Photovoltaics and energy storage

The Rogers had not considered installing a photovoltaic array when they started the process of envisioning their new house. Their only request was to create a house that Stickley furniture would not feel out of place. We presented them with a detailed return on investment for solar, including an analysis of state and federal tax credits available. This and they fact that they could eliminate an emergency generator by adding a 14 kW Tesla Powerwall battery, proved that renewable energy with storage capacity was a sound financial decision. The Rogers can expect a return on their investment in less than 10 years, with their photovoltaic array easily having 15+ years of life left.


The house was designed to incorporate a number of high performance systems. The HVAC system was designed in-house to be the most efficient and appropriately sized system for the house and the client. The project was reported to the 2030 Design Data Exchange with the predicted energy usage intensity at 14.33 kBtu/sf/yr; a 65% reduction compared to the baseline, meaning that it is on (or ahead of) track to meet carbon emission reduction goals that we set when we signed the AIA’s 2030 pledge.
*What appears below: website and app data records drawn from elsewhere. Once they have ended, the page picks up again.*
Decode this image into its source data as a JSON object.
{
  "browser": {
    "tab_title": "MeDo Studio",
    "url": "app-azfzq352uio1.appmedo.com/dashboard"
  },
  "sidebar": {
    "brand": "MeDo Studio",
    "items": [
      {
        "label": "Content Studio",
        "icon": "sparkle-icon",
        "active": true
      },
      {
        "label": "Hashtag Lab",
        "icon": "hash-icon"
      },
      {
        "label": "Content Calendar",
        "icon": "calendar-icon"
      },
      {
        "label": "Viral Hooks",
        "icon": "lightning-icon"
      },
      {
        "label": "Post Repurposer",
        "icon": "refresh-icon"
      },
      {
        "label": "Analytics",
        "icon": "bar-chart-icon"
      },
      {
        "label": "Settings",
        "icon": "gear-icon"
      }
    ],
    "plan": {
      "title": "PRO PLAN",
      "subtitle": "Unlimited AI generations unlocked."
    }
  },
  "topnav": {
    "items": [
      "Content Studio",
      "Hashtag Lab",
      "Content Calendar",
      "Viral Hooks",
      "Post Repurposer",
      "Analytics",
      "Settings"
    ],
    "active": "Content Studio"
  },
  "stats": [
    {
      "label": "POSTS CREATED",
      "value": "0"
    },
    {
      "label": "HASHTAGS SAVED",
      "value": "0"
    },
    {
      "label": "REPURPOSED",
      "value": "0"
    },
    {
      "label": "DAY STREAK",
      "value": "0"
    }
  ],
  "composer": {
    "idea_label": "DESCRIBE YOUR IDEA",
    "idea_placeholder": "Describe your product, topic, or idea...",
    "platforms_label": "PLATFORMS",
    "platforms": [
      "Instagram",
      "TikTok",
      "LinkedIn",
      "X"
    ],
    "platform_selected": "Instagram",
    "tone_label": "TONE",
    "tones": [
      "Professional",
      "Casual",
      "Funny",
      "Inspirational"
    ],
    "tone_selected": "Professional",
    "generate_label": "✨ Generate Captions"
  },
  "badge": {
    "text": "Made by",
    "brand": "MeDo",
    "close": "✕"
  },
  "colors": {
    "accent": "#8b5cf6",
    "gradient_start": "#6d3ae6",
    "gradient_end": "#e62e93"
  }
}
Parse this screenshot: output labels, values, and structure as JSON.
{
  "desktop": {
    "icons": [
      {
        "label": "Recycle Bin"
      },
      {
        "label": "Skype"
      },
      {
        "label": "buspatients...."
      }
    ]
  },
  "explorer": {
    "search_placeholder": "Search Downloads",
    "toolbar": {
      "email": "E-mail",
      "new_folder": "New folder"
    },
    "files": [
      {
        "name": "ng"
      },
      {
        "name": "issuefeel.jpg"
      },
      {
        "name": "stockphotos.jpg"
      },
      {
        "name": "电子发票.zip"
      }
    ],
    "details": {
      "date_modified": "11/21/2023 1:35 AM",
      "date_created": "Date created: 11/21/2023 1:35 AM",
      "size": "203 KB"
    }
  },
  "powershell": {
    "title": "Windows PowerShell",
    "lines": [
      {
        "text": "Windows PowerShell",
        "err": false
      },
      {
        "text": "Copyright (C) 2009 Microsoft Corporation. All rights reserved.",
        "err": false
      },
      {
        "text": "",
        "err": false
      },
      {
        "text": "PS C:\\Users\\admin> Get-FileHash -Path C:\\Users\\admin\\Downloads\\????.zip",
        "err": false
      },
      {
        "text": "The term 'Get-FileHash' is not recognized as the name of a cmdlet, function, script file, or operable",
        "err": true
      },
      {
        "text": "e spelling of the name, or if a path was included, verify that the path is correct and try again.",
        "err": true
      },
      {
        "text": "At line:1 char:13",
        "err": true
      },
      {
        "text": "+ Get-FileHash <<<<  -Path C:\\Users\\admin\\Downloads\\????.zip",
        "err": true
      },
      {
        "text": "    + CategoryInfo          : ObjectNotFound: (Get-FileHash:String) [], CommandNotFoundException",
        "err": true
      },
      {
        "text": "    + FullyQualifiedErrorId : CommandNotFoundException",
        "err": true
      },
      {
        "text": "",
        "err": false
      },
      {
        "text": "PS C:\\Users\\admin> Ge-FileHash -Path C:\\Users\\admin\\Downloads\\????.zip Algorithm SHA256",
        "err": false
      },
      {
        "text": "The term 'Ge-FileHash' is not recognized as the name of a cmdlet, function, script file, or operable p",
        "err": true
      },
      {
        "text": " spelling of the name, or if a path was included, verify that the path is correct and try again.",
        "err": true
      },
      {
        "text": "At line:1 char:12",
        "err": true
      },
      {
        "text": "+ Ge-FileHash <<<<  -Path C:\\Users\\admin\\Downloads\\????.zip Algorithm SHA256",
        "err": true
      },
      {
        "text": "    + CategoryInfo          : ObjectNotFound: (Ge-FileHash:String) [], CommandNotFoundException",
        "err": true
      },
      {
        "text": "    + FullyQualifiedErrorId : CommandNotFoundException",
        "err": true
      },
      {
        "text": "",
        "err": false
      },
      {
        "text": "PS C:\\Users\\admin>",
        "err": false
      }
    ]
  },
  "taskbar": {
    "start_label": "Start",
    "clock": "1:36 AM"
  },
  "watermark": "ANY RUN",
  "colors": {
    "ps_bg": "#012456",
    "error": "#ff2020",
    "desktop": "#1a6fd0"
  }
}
Read more about AIA 2030 here.


Vernacular form

The T-plan, with its single-room width and elongated form is slanted on the lot to frame an extensive view of a monumental live oak to the east. Craftsmen era elements, such as exposed rafters and inclined entry columns are reinterpreted for modern living. A long kitchen cabinet wall transitions into a craftsmen fireplace that incorporates modern geometry. The shed roofs slope to the south and open to the northern light, views of the pond and large live oaks. There is an extensive rain garden on the entry side with native plants that filter roof runoff and create an exciting entry sequence.

Exterior Spring Island Architecture

We are thrilled with the job that Jane and Michael did in designing our home. They really listened to us, marrying our design interests with the lowcountry vernacular of the region, as well as the opportunities of the building site.